Back to your 37 trillion celled body, your cells divide many times and they make mistakes when replicating. Every time your cells divide passing on the same copies of chromatin they to other cells in the form of chromosomes your cells make on average 120,000 mistakes, this is a pretty small change in your genetics though, your DNA when aligned in a straight line would be as much as 2 meters (of one cell) with 3 billion nucleotides (smaller units of DNA). These mistakes sometimes wind up beneficial or harmful or even neutral.

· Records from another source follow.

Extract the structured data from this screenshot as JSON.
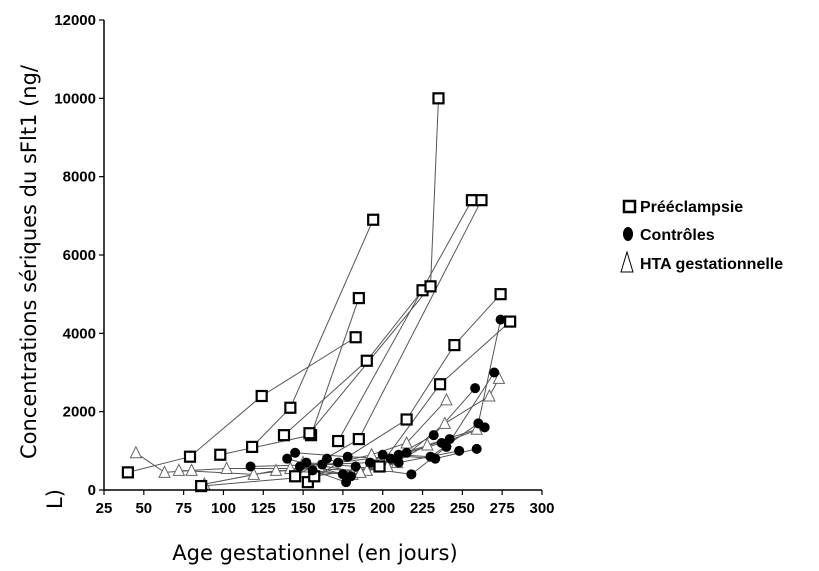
{
  "chart_data": {
    "type": "scatter",
    "xlabel": "Age gestationnel  (en jours)",
    "ylabel": "Concentrations sériques du sFlt1 (ng/L)",
    "ylabel_lines": [
      "Concentrations sériques du sFlt1 (ng/",
      "L)"
    ],
    "xlim": [
      25,
      300
    ],
    "ylim": [
      0,
      12000
    ],
    "x_ticks": [
      "25",
      "50",
      "75",
      "100",
      "125",
      "150",
      "175",
      "200",
      "225",
      "250",
      "275",
      "300"
    ],
    "y_ticks": [
      "0",
      "2000",
      "4000",
      "6000",
      "8000",
      "10000",
      "12000"
    ],
    "grid": false,
    "legend_position": "right",
    "series": [
      {
        "name": "Prééclampsie",
        "marker": "square",
        "trajectories": [
          [
            [
              40,
              450
            ],
            [
              79,
              850
            ],
            [
              124,
              2400
            ],
            [
              183,
              3900
            ]
          ],
          [
            [
              98,
              900
            ],
            [
              155,
              1400
            ],
            [
              185,
              4900
            ]
          ],
          [
            [
              118,
              1100
            ],
            [
              142,
              2100
            ],
            [
              194,
              6900
            ]
          ],
          [
            [
              138,
              1400
            ],
            [
              190,
              3300
            ],
            [
              225,
              5100
            ]
          ],
          [
            [
              154,
              1450
            ],
            [
              230,
              5200
            ],
            [
              235,
              10000
            ]
          ],
          [
            [
              172,
              1250
            ],
            [
              256,
              7400
            ]
          ],
          [
            [
              145,
              350
            ],
            [
              185,
              1300
            ],
            [
              262,
              7400
            ]
          ],
          [
            [
              153,
              200
            ],
            [
              215,
              1800
            ],
            [
              245,
              3700
            ],
            [
              274,
              5000
            ]
          ],
          [
            [
              86,
              100
            ],
            [
              157,
              350
            ],
            [
              198,
              600
            ],
            [
              236,
              2700
            ],
            [
              280,
              4300
            ]
          ]
        ]
      },
      {
        "name": "Contrôles",
        "marker": "circle",
        "trajectories": [
          [
            [
              117,
              600
            ],
            [
              162,
              650
            ],
            [
              192,
              700
            ],
            [
              242,
              1300
            ]
          ],
          [
            [
              140,
              800
            ],
            [
              175,
              400
            ],
            [
              210,
              700
            ],
            [
              248,
              1000
            ]
          ],
          [
            [
              145,
              950
            ],
            [
              178,
              850
            ],
            [
              205,
              800
            ],
            [
              232,
              1400
            ],
            [
              258,
              2600
            ]
          ],
          [
            [
              148,
              600
            ],
            [
              180,
              350
            ],
            [
              215,
              950
            ],
            [
              237,
              1200
            ],
            [
              264,
              1600
            ]
          ],
          [
            [
              152,
              700
            ],
            [
              183,
              600
            ],
            [
              218,
              400
            ],
            [
              240,
              1100
            ],
            [
              270,
              3000
            ]
          ],
          [
            [
              165,
              800
            ],
            [
              172,
              700
            ],
            [
              210,
              900
            ],
            [
              230,
              850
            ],
            [
              260,
              1700
            ],
            [
              274,
              4350
            ]
          ],
          [
            [
              156,
              500
            ],
            [
              177,
              200
            ],
            [
              200,
              900
            ],
            [
              233,
              800
            ],
            [
              259,
              1050
            ]
          ]
        ]
      },
      {
        "name": "HTA gestationnelle",
        "marker": "triangle",
        "trajectories": [
          [
            [
              45,
              950
            ],
            [
              63,
              450
            ],
            [
              80,
              500
            ],
            [
              102,
              550
            ],
            [
              142,
              550
            ],
            [
              190,
              500
            ]
          ],
          [
            [
              72,
              500
            ],
            [
              119,
              400
            ],
            [
              160,
              600
            ],
            [
              193,
              900
            ],
            [
              215,
              1200
            ],
            [
              240,
              2300
            ]
          ],
          [
            [
              88,
              150
            ],
            [
              133,
              500
            ],
            [
              181,
              400
            ],
            [
              209,
              700
            ],
            [
              239,
              1700
            ],
            [
              267,
              2400
            ],
            [
              273,
              2850
            ]
          ],
          [
            [
              150,
              700
            ],
            [
              186,
              450
            ],
            [
              203,
              600
            ],
            [
              228,
              1150
            ],
            [
              259,
              1550
            ]
          ]
        ]
      }
    ]
  },
  "legend": {
    "items": [
      {
        "label": "Prééclampsie",
        "marker": "square"
      },
      {
        "label": "Contrôles",
        "marker": "circle"
      },
      {
        "label": "HTA gestationnelle",
        "marker": "triangle"
      }
    ]
  }
}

It's the problem that when these cause harmful changes in our genes, the cell now keeps on dividing as normal and its genetics would spread out creating a huge mass of yourself which is not you. 
This mass is called "Cancer" or "Tumor" with ranging of 200 different types discovered now.

Our body has already many repairing systems for these mistakes and tumor-oppressor hormones. There is still a chance that you get cancer.  Axolotls and larger animals like whales and elephants have more oppressing hormones compared to us at a factor of about 20 times.
Scientists believe that eradicating cancers and even humans can imitate spurt growth like that of the axolotls is still within grasp, in 40 yrs or so.